Samajwadi party Rajya Sabha MP and noted lawyer Kapil Sibal made a cryptic comment on Monday ahead of the Supreme Court”s verdict on the constitutional validity of the abrogation of Article 370. Sibal taking to X, wrote ” Some battles are fought to be lost For history must record the uncomfortable facts for generations to know The right and wrong of institutional actions will be debated for years to come History alone is the final arbiter of the moral compass of historic decisions.”
Courts
Some battles are fought to be lost
For history must record the uncomfortable facts for generations to know
The right and wrong of institutional actions will be debated for years to come
History alone is the final arbiter
of the moral compass of historic decisions— Kapil Sibal (@KapilSibal) December 11, 2023
The Supreme Court will pronounce the judgement today to the petition filed against Union government”s 2019 move to amend Article 370 of the Constitution. Sibal is one among the advocates representing the petitioners who have challenged the legality of the abrogation of Article 370.

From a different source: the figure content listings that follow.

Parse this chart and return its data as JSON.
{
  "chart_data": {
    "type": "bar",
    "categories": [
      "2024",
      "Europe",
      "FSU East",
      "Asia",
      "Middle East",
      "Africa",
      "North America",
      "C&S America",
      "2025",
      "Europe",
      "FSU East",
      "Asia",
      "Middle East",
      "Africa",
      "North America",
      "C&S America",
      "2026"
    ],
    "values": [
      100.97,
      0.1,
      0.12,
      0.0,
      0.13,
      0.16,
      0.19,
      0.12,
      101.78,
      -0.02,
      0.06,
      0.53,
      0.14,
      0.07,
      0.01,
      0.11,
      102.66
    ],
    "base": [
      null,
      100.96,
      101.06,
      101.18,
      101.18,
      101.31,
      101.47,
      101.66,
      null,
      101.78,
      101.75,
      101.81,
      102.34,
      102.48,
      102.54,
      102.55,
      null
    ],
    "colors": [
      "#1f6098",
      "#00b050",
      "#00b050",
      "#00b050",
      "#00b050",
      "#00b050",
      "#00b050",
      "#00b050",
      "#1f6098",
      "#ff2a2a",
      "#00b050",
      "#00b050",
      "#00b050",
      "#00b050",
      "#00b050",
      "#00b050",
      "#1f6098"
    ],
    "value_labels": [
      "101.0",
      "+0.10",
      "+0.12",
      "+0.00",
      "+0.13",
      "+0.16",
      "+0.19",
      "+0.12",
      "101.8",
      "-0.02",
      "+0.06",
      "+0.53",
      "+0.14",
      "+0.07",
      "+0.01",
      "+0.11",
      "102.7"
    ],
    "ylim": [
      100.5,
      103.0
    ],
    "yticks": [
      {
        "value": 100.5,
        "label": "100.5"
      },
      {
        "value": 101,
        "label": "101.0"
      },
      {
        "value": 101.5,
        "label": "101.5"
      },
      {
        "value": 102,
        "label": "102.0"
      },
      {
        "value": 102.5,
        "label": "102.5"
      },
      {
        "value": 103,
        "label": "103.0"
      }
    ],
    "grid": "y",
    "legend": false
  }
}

A five-judge Constitution Bench comprising of Chief Justice DY Chandrachud and Justices Sanjay Kishan Kaul, Sanjiv Khanna, BR Gavai, and Surya Kant, will deliver the verdict.
The abrogation ended the special status of the conferred to the erstwhile state of Jammu and Kashmir. Chief Justice DY Chandrachud said that Jammu and Kashmir holds no internal sovereignty after accession to India and that there was no prima facie case that the President”s orders were mala file or extraneous exercise of power.
During a previous hearing of the petition, Sibal had said, “Never in the history of India has a state been converted into a Union Territory,” reports India Today.
He also asserted that no states have been converted to a Union territory but was only bifurcated the borders to make smaller states. “You can carve out but you can”t have all of Madhya Pradesh become a Union Territory one fine day,” he added.
Kapil Sibal in his throughout journey contended that the Article 370 move was purely political based rather than constitutional.